Japan’s economy, the second biggest in Asia and No.3 in the world, shrank in the second quarter from a year earlier, adding to fears that slowdowns in Asia’s biggest economies will weigh on oil demand.
U.S. crude, or West Texas Intermediate (WTI), for September delivery was trading 58 cents lower at $41.92 a barrel at 0712 GMT, close to more than six-year lows.
Brent futures for October delivery were down 59 cents at $48.60 a barrel, still some way from their 2015-low of $45.19. The September contract expired on Friday.
U.S. energy firms added oil rigs for a fourth straight week to the highest number since early May, data from energy services firm Baker Hughes Inc showed.

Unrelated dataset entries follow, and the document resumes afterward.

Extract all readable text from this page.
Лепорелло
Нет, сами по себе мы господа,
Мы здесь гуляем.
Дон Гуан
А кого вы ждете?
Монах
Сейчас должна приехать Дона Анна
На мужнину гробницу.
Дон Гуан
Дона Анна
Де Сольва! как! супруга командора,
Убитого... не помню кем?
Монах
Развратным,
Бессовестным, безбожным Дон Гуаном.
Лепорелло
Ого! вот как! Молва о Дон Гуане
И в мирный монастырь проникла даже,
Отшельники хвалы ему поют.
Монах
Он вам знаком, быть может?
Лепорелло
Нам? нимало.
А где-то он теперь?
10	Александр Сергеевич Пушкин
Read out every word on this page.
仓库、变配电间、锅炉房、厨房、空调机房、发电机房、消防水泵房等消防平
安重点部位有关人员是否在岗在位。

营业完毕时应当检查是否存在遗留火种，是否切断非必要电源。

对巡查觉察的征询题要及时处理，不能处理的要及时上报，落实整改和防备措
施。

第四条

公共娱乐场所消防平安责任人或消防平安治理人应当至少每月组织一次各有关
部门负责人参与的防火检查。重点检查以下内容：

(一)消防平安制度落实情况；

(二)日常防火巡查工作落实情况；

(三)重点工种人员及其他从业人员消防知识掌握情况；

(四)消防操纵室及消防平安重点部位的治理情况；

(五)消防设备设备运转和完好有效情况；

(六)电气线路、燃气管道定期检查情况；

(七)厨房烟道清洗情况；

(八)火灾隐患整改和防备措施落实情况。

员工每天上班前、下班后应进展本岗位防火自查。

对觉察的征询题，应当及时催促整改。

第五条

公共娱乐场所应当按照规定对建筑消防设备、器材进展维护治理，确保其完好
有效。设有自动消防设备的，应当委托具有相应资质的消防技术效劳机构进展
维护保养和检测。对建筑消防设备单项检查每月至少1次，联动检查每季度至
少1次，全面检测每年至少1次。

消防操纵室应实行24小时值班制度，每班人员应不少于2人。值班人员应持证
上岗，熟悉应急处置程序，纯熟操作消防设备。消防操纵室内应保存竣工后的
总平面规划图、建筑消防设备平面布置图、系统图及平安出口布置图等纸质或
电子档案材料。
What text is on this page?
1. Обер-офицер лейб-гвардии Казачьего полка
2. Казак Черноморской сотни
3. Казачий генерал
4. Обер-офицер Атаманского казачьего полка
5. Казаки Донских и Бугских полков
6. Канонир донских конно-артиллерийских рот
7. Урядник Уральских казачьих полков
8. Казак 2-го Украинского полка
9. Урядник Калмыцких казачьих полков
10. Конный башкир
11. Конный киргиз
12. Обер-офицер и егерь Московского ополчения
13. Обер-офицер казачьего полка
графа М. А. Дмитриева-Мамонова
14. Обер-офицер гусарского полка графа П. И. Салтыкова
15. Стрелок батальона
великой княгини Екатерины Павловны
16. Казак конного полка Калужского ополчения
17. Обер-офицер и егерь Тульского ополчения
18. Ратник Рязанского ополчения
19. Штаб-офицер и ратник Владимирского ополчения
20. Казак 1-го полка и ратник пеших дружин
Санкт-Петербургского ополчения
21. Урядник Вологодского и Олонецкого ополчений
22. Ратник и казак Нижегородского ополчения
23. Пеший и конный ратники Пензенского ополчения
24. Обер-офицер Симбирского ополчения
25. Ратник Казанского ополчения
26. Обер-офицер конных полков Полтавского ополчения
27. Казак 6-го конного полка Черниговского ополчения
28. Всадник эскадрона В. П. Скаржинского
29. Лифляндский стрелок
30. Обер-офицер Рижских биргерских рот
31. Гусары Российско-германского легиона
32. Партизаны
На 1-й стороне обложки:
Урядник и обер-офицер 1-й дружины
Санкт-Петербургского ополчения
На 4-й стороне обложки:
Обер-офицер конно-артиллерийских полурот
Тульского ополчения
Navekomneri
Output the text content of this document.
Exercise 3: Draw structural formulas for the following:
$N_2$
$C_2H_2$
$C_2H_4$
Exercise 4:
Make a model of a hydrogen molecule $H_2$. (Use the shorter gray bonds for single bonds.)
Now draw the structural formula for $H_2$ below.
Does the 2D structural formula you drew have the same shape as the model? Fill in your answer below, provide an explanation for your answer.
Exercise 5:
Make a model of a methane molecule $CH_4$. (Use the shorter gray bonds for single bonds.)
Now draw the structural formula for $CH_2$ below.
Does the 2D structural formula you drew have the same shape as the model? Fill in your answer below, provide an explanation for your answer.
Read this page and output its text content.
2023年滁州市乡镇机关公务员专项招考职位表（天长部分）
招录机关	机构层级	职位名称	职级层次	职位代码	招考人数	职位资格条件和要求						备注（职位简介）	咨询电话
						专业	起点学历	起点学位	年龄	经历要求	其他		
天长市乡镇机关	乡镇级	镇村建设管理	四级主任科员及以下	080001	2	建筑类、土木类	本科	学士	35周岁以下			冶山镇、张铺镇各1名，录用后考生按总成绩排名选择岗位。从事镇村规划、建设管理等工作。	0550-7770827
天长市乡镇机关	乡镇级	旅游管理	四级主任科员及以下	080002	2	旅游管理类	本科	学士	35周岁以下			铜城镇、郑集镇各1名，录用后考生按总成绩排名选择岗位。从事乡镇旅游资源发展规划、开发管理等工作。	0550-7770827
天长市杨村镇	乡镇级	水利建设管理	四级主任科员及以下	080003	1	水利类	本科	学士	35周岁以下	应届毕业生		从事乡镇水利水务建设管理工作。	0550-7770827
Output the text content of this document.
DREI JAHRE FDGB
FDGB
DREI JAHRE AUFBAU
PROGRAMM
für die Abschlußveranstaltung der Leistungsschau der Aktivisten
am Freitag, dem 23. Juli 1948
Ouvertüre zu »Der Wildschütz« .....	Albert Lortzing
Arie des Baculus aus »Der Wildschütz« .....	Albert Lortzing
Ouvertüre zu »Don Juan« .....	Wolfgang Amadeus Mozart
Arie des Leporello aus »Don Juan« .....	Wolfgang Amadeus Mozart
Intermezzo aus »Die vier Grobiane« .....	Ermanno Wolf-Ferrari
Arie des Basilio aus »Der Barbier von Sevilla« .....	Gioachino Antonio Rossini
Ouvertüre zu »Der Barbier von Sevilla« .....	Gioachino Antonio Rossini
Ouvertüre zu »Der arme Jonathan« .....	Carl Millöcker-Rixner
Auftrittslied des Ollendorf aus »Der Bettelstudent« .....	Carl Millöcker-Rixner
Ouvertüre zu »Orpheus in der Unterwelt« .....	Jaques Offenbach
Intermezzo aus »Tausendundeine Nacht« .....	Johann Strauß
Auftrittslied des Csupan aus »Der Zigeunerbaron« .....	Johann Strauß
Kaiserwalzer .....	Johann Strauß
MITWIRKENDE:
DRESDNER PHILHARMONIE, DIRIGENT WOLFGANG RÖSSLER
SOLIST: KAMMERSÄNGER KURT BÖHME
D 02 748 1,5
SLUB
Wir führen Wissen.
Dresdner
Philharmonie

The increase likely reflected how a period of stable prices earlier this summer, when U.S. oil traded above $60 a barrel, lulled some firms into stepping up spending.
“The recent recovery in the oil rig count supports our expectation that U.S. producers can and will ramp up activity with WTI prices near $60 a barrel, given improved returns with costs down 30 percent,” analysts at Goldman Sachs said in a note to clients.
Citigroup Inc lowered its crude oil price outlook citing weak market fundamentals, including an increased supply from OPEC and challenging demand growth in China and emerging markets.
The Wall Street bank lowered its base case Brent price forecasts to $54 per barrel for 2015 and $53 in 2016 from $58 and $63 respectively.
It also lowered its 2015 and 2016 price forecast for U.S. oil to $48 per barrel both this year and in 2016 from its prior view of $53 and $56, respectively.
Oil producers in the United States will be granted an additional market outlet, after the Obama administration approved limited crude sales to Mexico for the first time.
Despite limited volumes of about 100,000 barrels per day, the move toward freeing up trade will please U.S. oil producers, which say the restrictions force them to sell oil at below global market rates as the shale oil boom created a glut of light crude.
But analysts at Barclays don’t expect the ruling to lead to the removal of a decade-old export ban. Rather, it may mark the last of a number of steps already taken as they expect the administration “to stress that its overarching position on a broad removal of the ban has not changed”.
“We believe that this ruling means that – absent Congressional action – this administration remains reticent to approve a change to the law,” they said.